Last week, I went to one of the fanciest of gated communities to buy an old stained-glass window. They wouldn’t let me into the house, but opened their garage for me. The daughter, a student, maybe 19, told me that her father was so busy making money through his telephone calls that he barely even had time for her. When I asked her, “What about your mom?” she told me that her mother was in good hands in a classy hospice. “What happened?” I asked.
“Quite a few years ago,” she said, “my mother developed Multiple Sclerosis and my father divorced her and married my stepmother, but,” the young woman said, “he contributes to the expense of that place where she can live and die peacefully.”

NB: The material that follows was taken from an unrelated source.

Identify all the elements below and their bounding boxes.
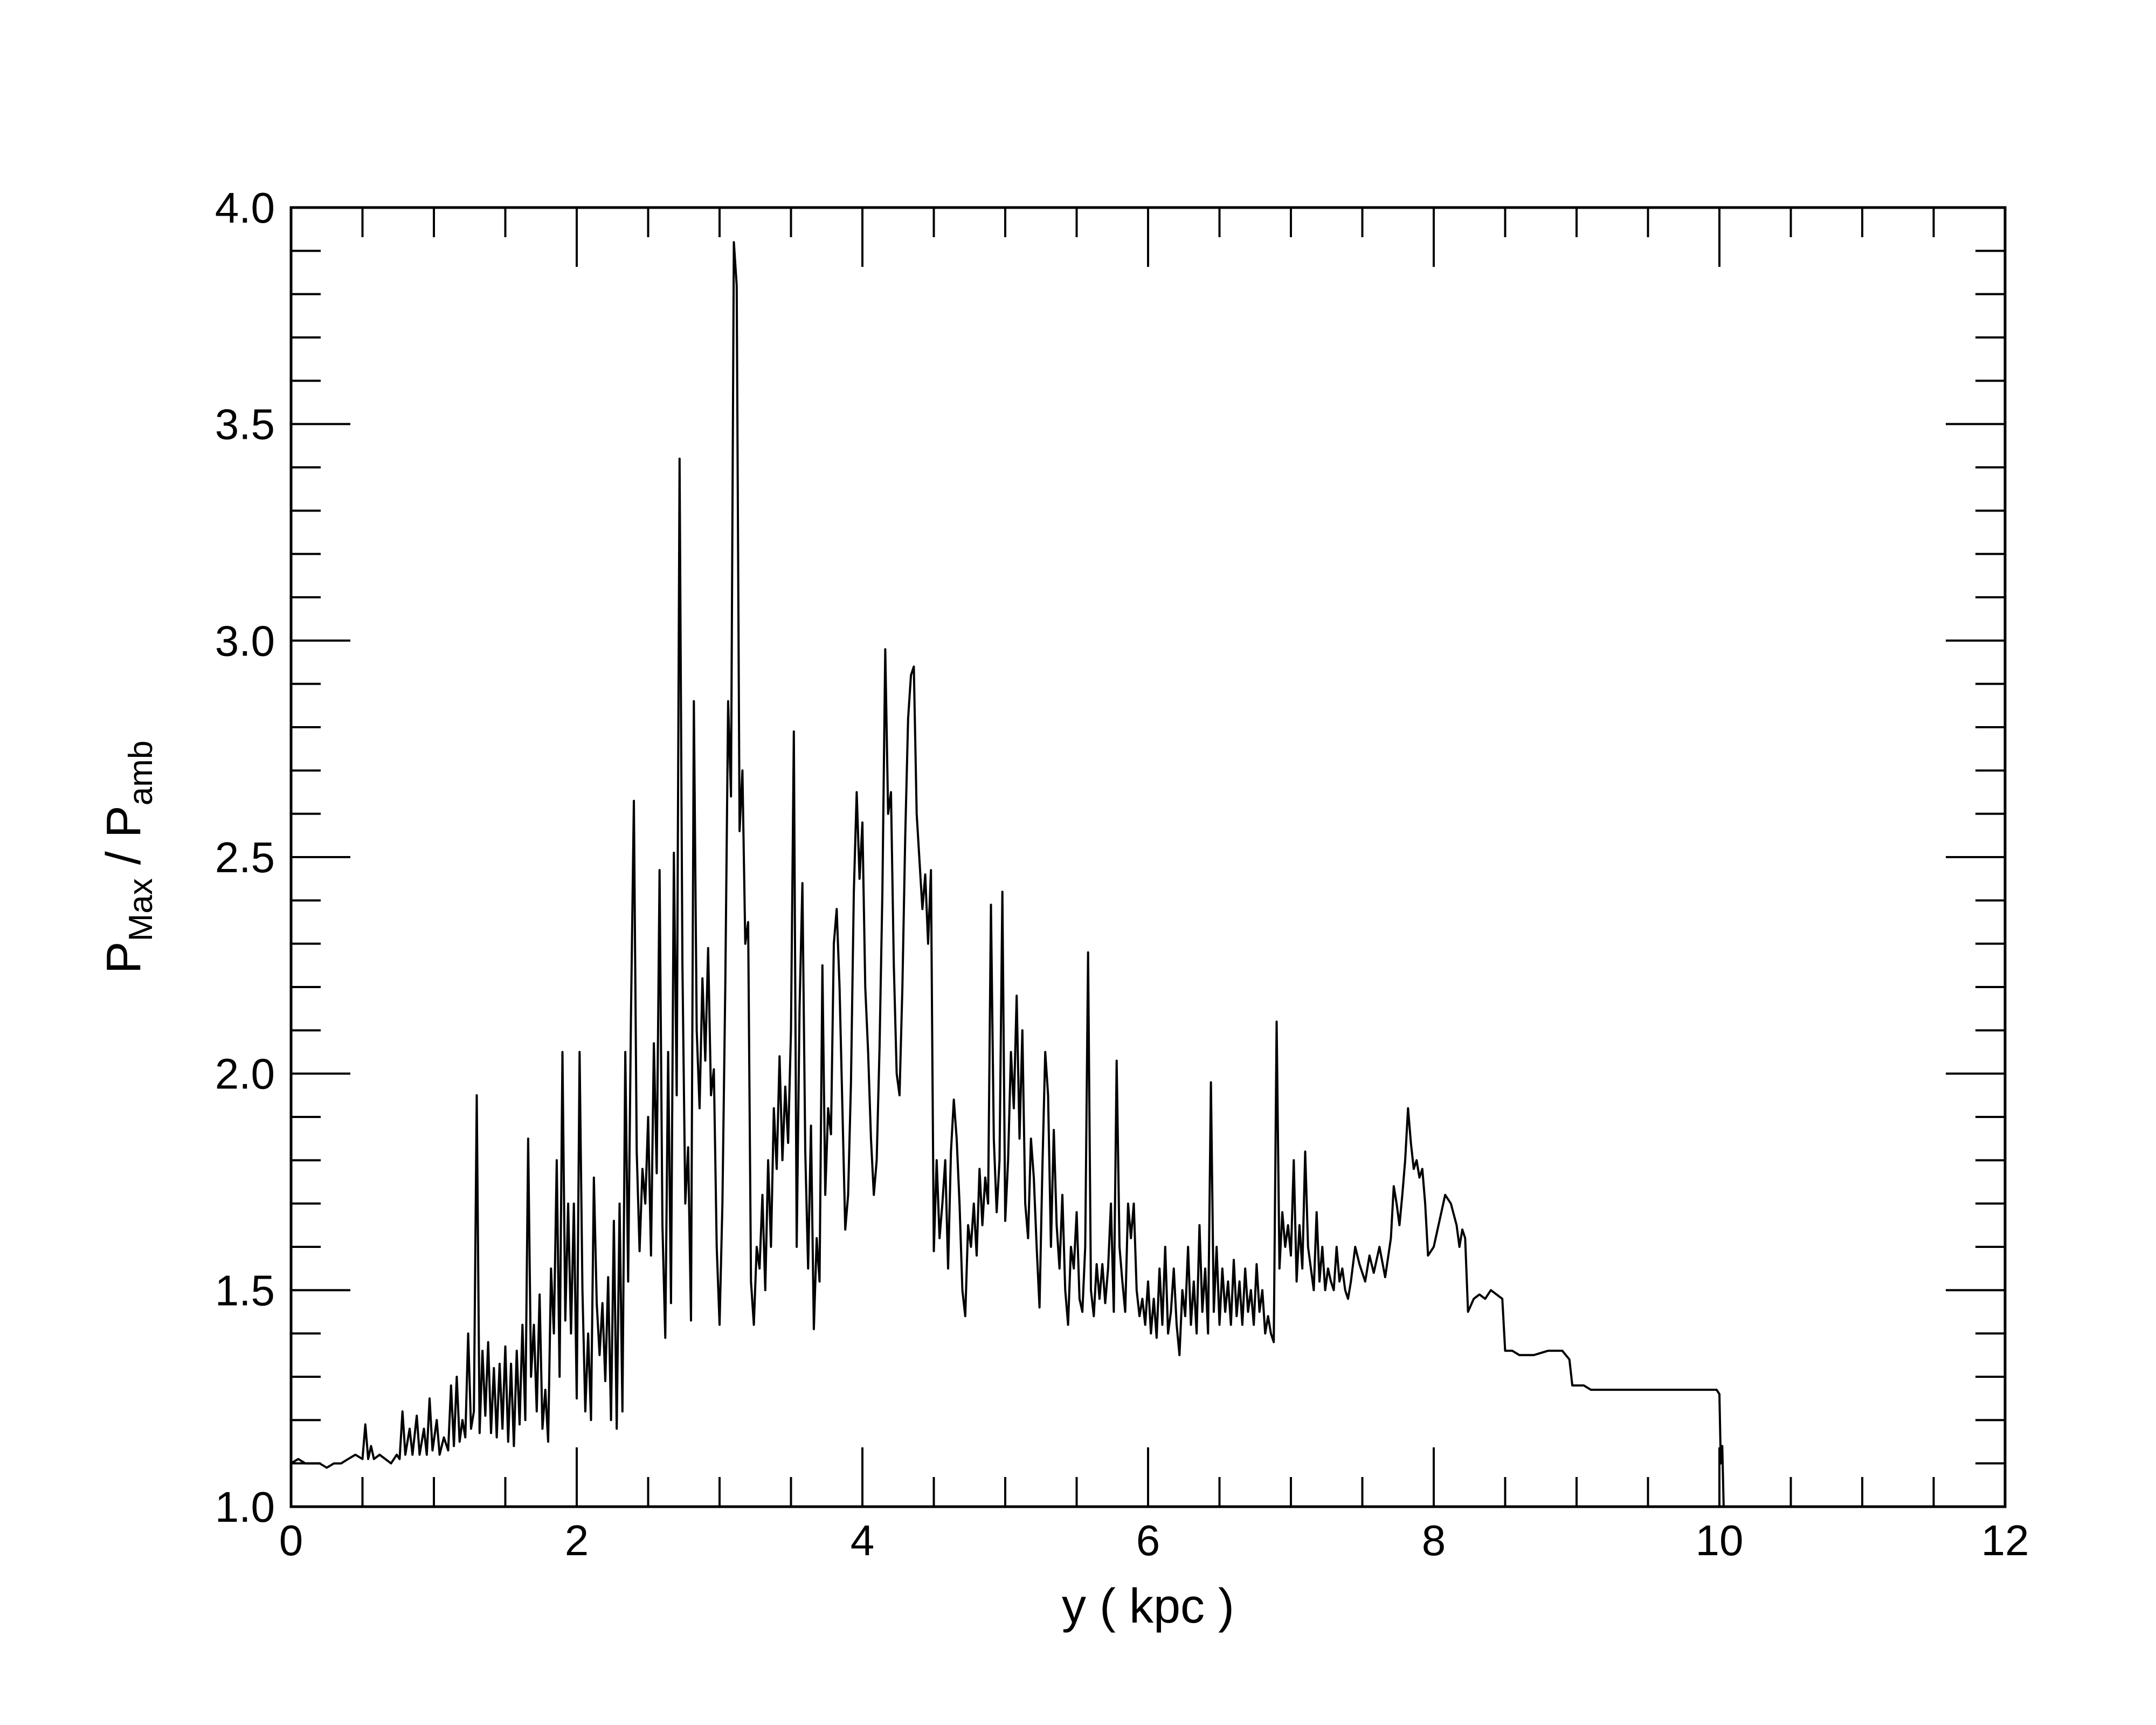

When I went home and tried to hang their stained-glass window, I noticed that no light was shining through. No warmth, just external beauty—something I did not see when the young woman sold me her mother’s old leaded glass window in their darkened garage. Frankly, I do not know what to do. Deep down, I’d like to open up the back of the window, take out the darkened glass which prevents light from coming through, cut a rose from my garden, and then visit the mother with MS.